Walking through Stroud for the last time I head to the local shop Made in Stroud. Looking around the bright, light coloured shop there is art, pottery, soaps, clothing, and toiletries. There are neatly stacked silver tins, candles and cascades of cards.
“I’ve been working here for three years now.” The young woman tells me. “I started as a Saturday job when I was in school. The basic concept is we sell products that are made by people in Stroud, so for a commission, we display and sell their work and do a lot of exhibitions. There’s been a lot of local trade around here that was shut down by the recession, so it’s been really important recently for artists and crafts people to have a consistent place. It’s something I’m really proud of, working here. We’ve got everything from cordials and soaps to jewellery. We’ve got over two hundred makers, yet it’s only a tiny town. So yeah, I think it’s really important to preserve that crafting spirit.”
My final stop is the Stroud Valley Project shop. Three people are sat at desks at the back and there are pine shelves displaying wares with bright material bunting. Biodynamic seeds, bee homes, bird and bat boxes and wildlife posters catch my eye.
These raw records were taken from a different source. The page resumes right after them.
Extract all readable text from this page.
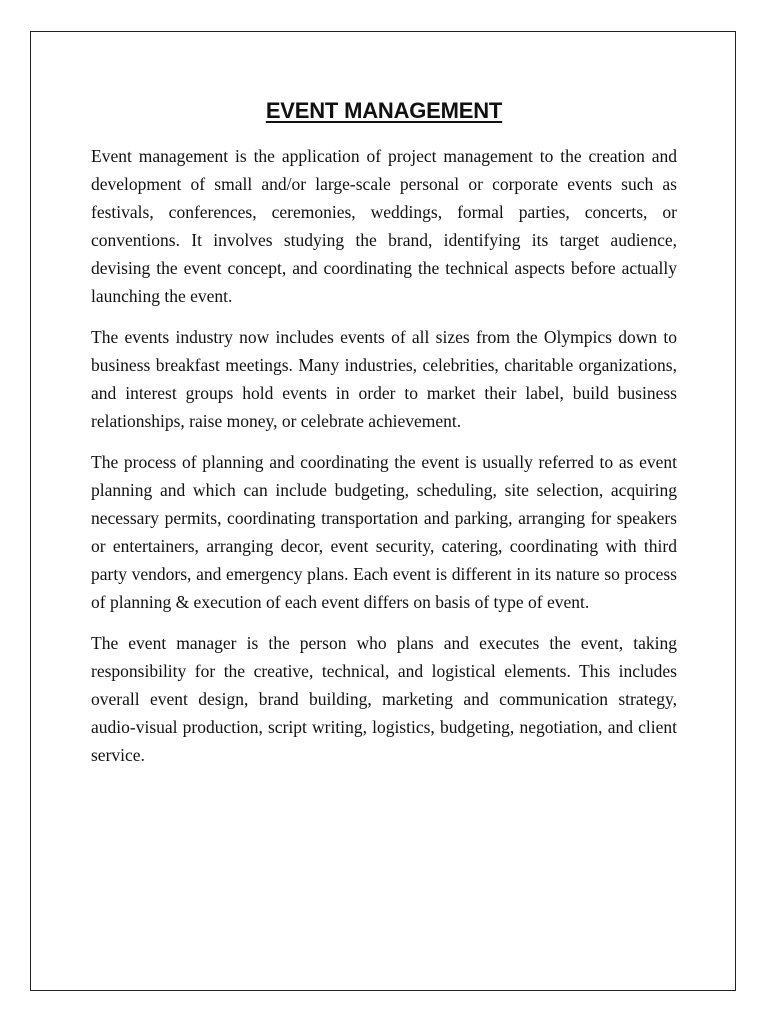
EVENT MANAGEMENT

Event management is the application of project management to the creation and development of small and/or large-scale personal or corporate events such as festivals, conferences, ceremonies, weddings, formal parties, concerts, or conventions. It involves studying the brand, identifying its target audience, devising the event concept, and coordinating the technical aspects before actually launching the event.

The events industry now includes events of all sizes from the Olympics down to business breakfast meetings. Many industries, celebrities, charitable organizations, and interest groups hold events in order to market their label, build business relationships, raise money, or celebrate achievement.

The process of planning and coordinating the event is usually referred to as event planning and which can include budgeting, scheduling, site selection, acquiring necessary permits, coordinating transportation and parking, arranging for speakers or entertainers, arranging decor, event security, catering, coordinating with third party vendors, and emergency plans. Each event is different in its nature so process of planning & execution of each event differs on basis of type of event.

The event manager is the person who plans and executes the event, taking responsibility for the creative, technical, and logistical elements. This includes overall event design, brand building, marketing and communication strategy, audio-visual production, script writing, logistics, budgeting, negotiation, and client service.
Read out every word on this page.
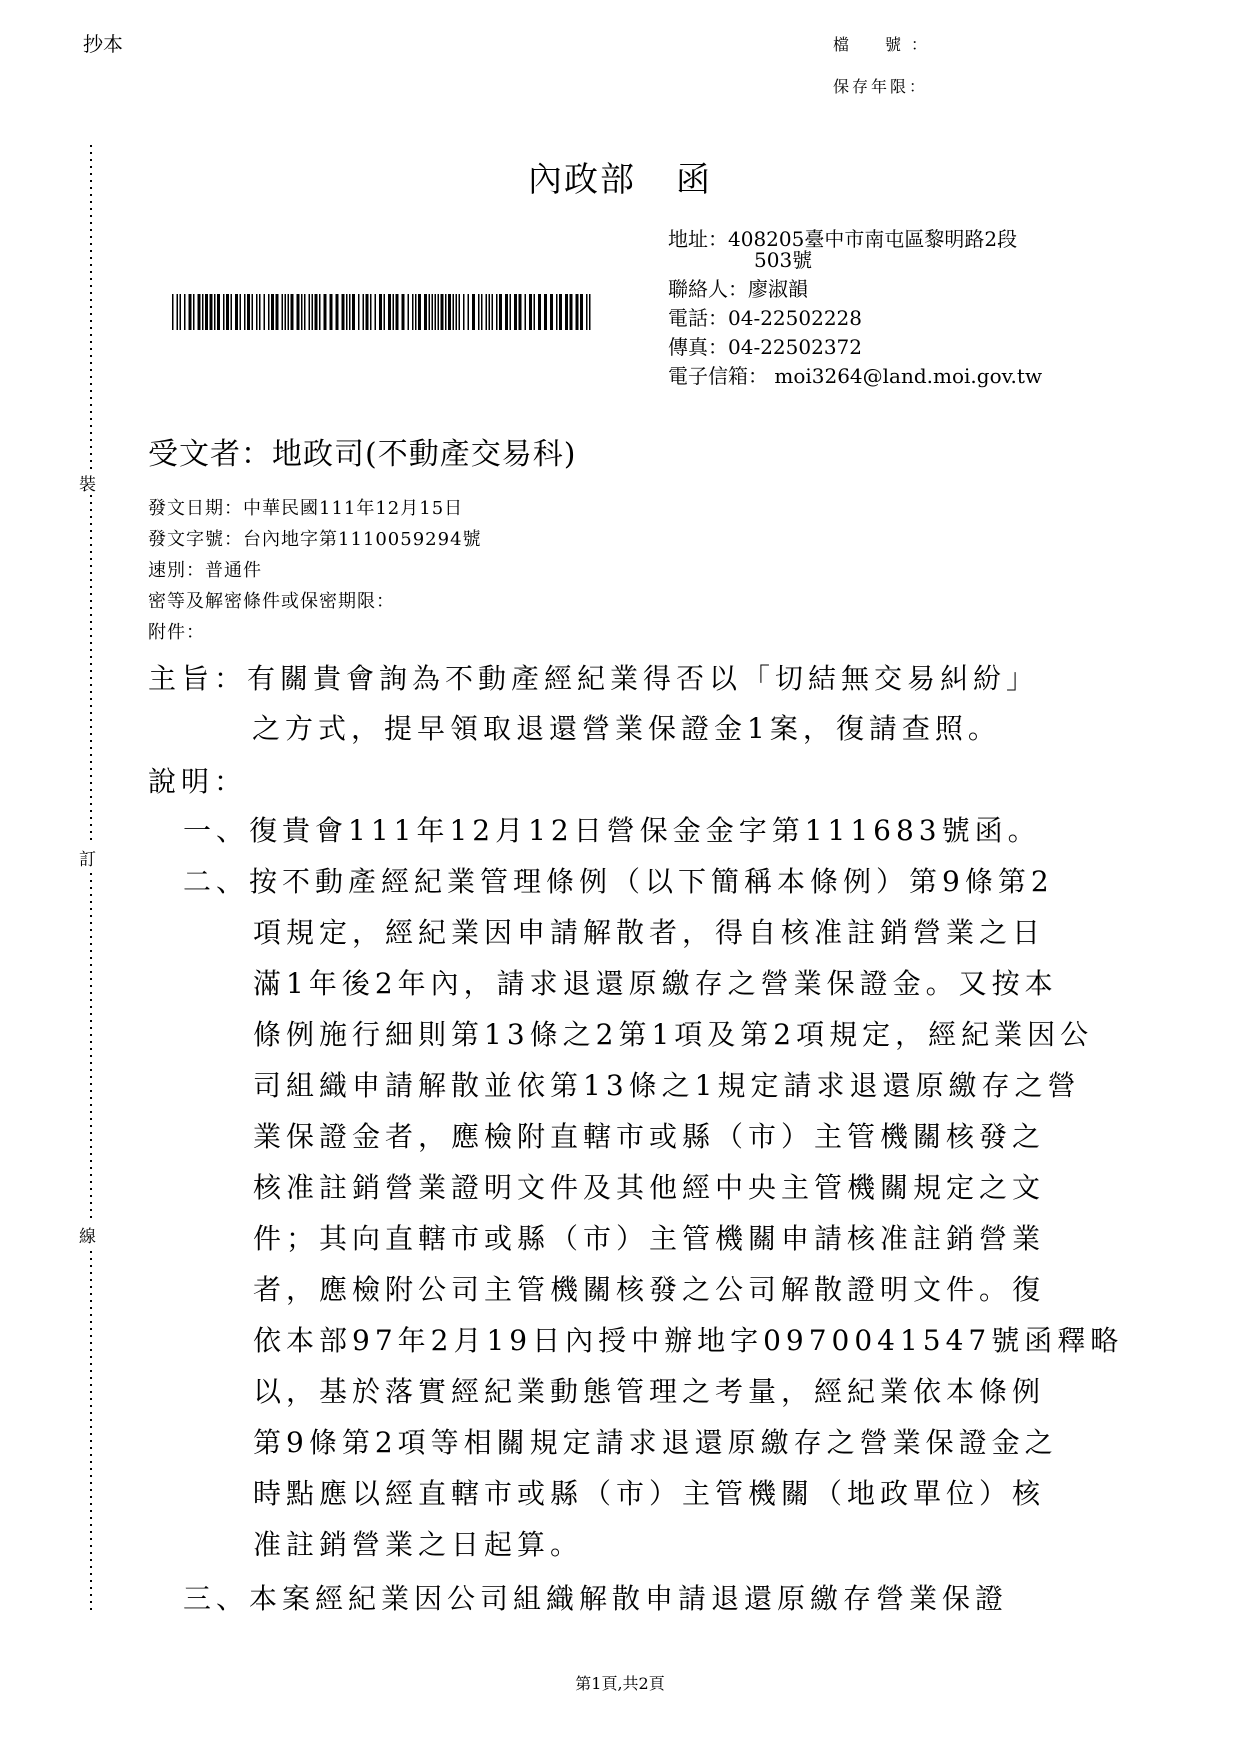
抄本	檔　號：
保存年限：
裝
訂
線
內政部 函
地址：408205臺中市南屯區黎明路2段
503號
聯絡人：廖淑韻
電話：04-22502228
傳真：04-22502372
電子信箱： moi3264@land.moi.gov.tw
受文者：地政司(不動產交易科)
發文日期：中華民國111年12月15日
發文字號：台內地字第1110059294號
速別：普通件
密等及解密條件或保密期限：
附件：
主旨：有關貴會詢為不動產經紀業得否以「切結無交易糾紛」
之方式，提早領取退還營業保證金1案，復請查照。
說明：
一、復貴會111年12月12日營保金金字第111683號函。
二、按不動產經紀業管理條例（以下簡稱本條例）第9條第2
項規定，經紀業因申請解散者，得自核准註銷營業之日
滿1年後2年內，請求退還原繳存之營業保證金。又按本
條例施行細則第13條之2第1項及第2項規定，經紀業因公
司組織申請解散並依第13條之1規定請求退還原繳存之營
業保證金者，應檢附直轄市或縣（市）主管機關核發之
核准註銷營業證明文件及其他經中央主管機關規定之文
件；其向直轄市或縣（市）主管機關申請核准註銷營業
者，應檢附公司主管機關核發之公司解散證明文件。復
依本部97年2月19日內授中辦地字0970041547號函釋略
以，基於落實經紀業動態管理之考量，經紀業依本條例
第9條第2項等相關規定請求退還原繳存之營業保證金之
時點應以經直轄市或縣（市）主管機關（地政單位）核
准註銷營業之日起算。
三、本案經紀業因公司組織解散申請退還原繳存營業保證
第1頁,共2頁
“Stroud valleys project was set up in 1988,” Claire tells me, “so we’ve just celebrated our 25th year anniversary. It was set up to support people working in the environment and also to provide educational opportunities for people to learn about the environment. The last couple of years with the economic situation it’s been quite a struggle for the organisation. We were fully dependent upon grant funding until a couple of years ago. Then we set up the shop and all sorts of things to try and make money. This weekend we’ve got a plant swap and sale happening. It’s a really nice opportunity for people to share their stories. We do badger watching and take people up on the commons and look at orchids and butterflies. We’re doing a course today about growing vegetables up at the allotments.
Claire introduces me to Fred who helped start GlosCAN a Climate Change Action Network. His clear thinking, organisation, dedication and drive are a wonder to behold. Again I feel a very fast sense of bonding, and a strong desire to help Fred in any way I can in the future. We swap details and he writes down various organisations that I tell him about from the Global Shift Conference.
It’s wonderful to hear the things he’s working on – a declaration to be voted on at the council, a march to coincide with the International People’s Climate March in September. I feel like this is someone who’s really going to get things done and indeed, as I write this in November I know that’s exactly what he does. The Stroud climate demonstration in September not only happened, but had an incredible turnout of five hundred people! For a town the size of Stroud that is the most incredible achievement!
Leaving Stroud I take the footpath along the dry canal, which has tall wire fencing around some parts and workmen in and around it. There are a dozen volunteers for the Cotswold Canals Trust in high viz jackets and gloves.
Harry is volunteering and fills me in on what I can expect ahead of me that day. “About six miles up, through the golden valley, it rises up onto the escarpment and you’ve got the daneway and the sapperton tunnel, two and quarter miles, when it was built it was the longest tunnel in the world.” he tells me.